At the same time I can't stop thinking about it, and thinking how bad it must be to live with, if I was horrified just seeing her in the street.

Horrified is a strong word. If you are horrified seeing her then you should not be hesitating to report her.

It's so upsetting. I know what I need to do

Then do it. Stop procrastinating and call the Local Safeguarding team. Do it right now. Could you live with yourself if something happened and you had ignored it? You aren't going to do anything to those children except tell someone who might be able to help them. Being upset isn't enough.

nokidshere Mon 01-Apr-19 18:41:38

If their aim is to keep children with their parents, is there a chance she could be being monitored while stumbling round (literally) on something. I thought something like that would be instant removal.

It's not your business what they do after you have told them. Just report and leave it to the professionals.

It's so sad. There is other family members. Why havnt they taken these children to live with them.

Again, soo many reasons. It's not something you need to concern yourself with. Just call.

Samind Mon 01-Apr-19 18:42:15

I wouldn't hesitate or count on others having reported it OP. Things could be really bad for these children at home.

BlueEyedBengal Mon 01-Apr-19 18:47:11

You may think that someone else has probably reported this but just maybe they haven't and these children remain in a dangerous situation with someone who can't look after herself let alone kids. Please report as the children safety should be of upmost importance. Addicts if that what she is will be putting her needs before anything her children need even the basics. So again please report.

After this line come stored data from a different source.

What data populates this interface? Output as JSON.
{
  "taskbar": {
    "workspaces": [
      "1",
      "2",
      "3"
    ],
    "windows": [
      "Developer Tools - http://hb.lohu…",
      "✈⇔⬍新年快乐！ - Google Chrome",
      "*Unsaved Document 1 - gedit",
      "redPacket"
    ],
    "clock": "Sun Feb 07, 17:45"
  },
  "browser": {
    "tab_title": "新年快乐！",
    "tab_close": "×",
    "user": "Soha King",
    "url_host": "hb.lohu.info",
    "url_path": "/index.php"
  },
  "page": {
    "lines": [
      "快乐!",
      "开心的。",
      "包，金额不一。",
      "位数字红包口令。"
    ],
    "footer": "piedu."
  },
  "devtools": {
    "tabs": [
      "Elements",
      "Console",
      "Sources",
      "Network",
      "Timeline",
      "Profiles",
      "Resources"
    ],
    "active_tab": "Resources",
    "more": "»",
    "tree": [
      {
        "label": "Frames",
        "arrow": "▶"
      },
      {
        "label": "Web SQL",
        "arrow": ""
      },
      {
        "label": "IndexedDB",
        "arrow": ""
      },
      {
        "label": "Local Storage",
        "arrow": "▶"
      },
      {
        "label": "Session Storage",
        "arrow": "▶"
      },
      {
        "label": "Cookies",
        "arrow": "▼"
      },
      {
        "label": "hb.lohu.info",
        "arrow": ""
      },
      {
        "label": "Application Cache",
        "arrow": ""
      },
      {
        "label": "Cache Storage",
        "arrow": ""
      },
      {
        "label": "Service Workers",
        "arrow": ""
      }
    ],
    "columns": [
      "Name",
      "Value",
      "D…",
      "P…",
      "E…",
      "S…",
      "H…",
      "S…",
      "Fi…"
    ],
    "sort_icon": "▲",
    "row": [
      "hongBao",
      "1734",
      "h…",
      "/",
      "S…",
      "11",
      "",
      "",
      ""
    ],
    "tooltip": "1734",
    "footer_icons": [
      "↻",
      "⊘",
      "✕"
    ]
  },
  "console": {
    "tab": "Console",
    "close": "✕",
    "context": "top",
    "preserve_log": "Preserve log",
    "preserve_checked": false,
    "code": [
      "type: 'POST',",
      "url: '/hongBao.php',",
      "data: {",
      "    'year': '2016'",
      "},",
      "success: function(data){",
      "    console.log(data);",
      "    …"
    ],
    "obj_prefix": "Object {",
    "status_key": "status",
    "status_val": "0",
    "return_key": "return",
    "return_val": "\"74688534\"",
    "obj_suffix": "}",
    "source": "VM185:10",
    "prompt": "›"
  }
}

Thirtyrock39 Mon 01-Apr-19 18:48:39

Contact your local social services child safeguarding team. It's always better if it's first hand accounts rather than telling the school.
I've done this recently on a concern that was vaguely similar to what you describe and was asked a lot of questions that wouldn't have been asked if I was to have just told school. Social services will decide whether they need to act on it
You can be anonymous as well

OMGIwonacar Mon 01-Apr-19 18:51:37

She might present differently at school etc or might have someone else doing pick ups.

You see the home environment as closely as possible without being in the house.

Report to Councils Children's services either online tonight or by phone tomorrow.

You can do this anon if you must but it's more helpful to give contact details so they can check anything with you. Bear in mind if it goes to court all info given including your name will be given to her solicitor to go through. Don't let this put you off. If the children are at risk you must report.

Jackshouse Mon 01-Apr-19 18:56:11

Time and time again there have been deaths and probably other serious incidents that have not been reported in the media to protect the identities of children when professionals and others have failed to act. As an adult it is moral duty to protest that child. All you have to do is make one simple phone call.